Note that random Polylla meshes (Fig. 17a) were generated from constrained Delaunay triangulation built over a L-shaped domain with points randomly generated in its interior. Semiuniform Polylla (Fig. 17b) meshes were generated from a conforming Delaunay triangulation using pygalmesh [5]. To generate the same number of triangles as the random mesh, an arbitrary maximum edge size constraint was given as input. The random (Fig. 18a) and semiuniform (Fig. 18b) Voronoi meshes were generated from the points (sites) of both the constrained Delaunay triangulation and the conforming Delaunay triangulation, respectively.

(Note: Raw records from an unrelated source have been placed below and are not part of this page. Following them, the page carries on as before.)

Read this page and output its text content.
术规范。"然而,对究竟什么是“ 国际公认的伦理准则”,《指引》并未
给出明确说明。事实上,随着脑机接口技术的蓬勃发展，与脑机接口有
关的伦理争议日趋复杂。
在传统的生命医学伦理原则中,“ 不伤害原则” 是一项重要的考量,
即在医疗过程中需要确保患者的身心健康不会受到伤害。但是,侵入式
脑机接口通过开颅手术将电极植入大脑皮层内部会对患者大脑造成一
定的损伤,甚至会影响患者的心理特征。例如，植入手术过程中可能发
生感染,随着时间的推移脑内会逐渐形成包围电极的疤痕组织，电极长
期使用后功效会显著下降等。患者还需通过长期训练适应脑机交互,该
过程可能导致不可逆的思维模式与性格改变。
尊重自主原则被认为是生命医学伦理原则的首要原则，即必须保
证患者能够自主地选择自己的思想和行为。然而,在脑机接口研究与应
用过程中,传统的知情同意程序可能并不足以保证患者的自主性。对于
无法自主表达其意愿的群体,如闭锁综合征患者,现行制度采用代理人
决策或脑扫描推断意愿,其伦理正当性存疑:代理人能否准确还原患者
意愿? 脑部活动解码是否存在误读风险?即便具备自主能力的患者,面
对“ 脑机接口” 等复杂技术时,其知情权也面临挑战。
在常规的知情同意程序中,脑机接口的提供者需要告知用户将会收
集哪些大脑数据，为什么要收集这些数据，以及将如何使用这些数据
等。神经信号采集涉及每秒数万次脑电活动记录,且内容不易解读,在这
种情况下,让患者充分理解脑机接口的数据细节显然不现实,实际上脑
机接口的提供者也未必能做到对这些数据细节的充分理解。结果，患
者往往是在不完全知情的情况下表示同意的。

Next, each infinite Voronoi region was intersected with the L-shaped domain to generate the constrained Voronoi mesh.

Fig. 19
figure 19

\(L^2\) norm and \(H^1\) seminorm of the error using the VEM on random Polylla meshes (a and b, respectively), and on random Voronoi meshes (c and d, respectively)

Fig. 20
figure 20

\(L^2\) norm and \(H^1\) seminorm of the error using the VEM on semiuniform Polylla meshes (a, b, respectively), and on semiuniform Voronoi meshes (c and d, respectively)

Fig. 21
figure 21

Performance of the VEM using Polylla and Voronoi meshes. a \(H^1\) seminorm of the error and b CPU time as a function of the degrees of freedom (DOF)

Fig. 22
figure 22

Contour plots of the VEM solution for the u field. a Random and b semiuniform Polylla meshes

Fig. 23
figure 23

Contour plots of the VEM solution for the \({\varvec{\nabla }}u\) field. a Random and b semiuniform Polylla meshes

7 Conclusions and ongoing work

We have presented Polylla, an algorithm to generate a new kind of polygonal mesh using terminal-edge regions. The proposed algorithm takes as input a triangulation with the required point density and generates a polygonal mesh without inserting new points. This generated mesh contains three times less polygons and half the number of points than the standard polygonal meshes based on the Voronoi diagram generated from the same input.

Some preliminary simulations were presented and the numerical results showed that the accuracy and computational cost of the VEM numerical solution using Polylla and Voronoi meshes are similar. We think that the advantage of Polylla meshes over Voronoi meshes lies in the mesh generation process, where, once the initial triangulation is available, Polylla meshes are simpler and faster to generate since these meshes do not require any addition or removal of vertices.

The ongoing work is devoted to adding more capabilities to Polylla. In particular, since the algorithm retains the underlying triangulation during the polygon construction, we plan to allow further refinements inside the polygonal mesh in a forthcoming version of Polylla. We also are in the process of developing an extension of the Polylla algorithm to polyhedral meshes using terminal edge-regions in 3D [56].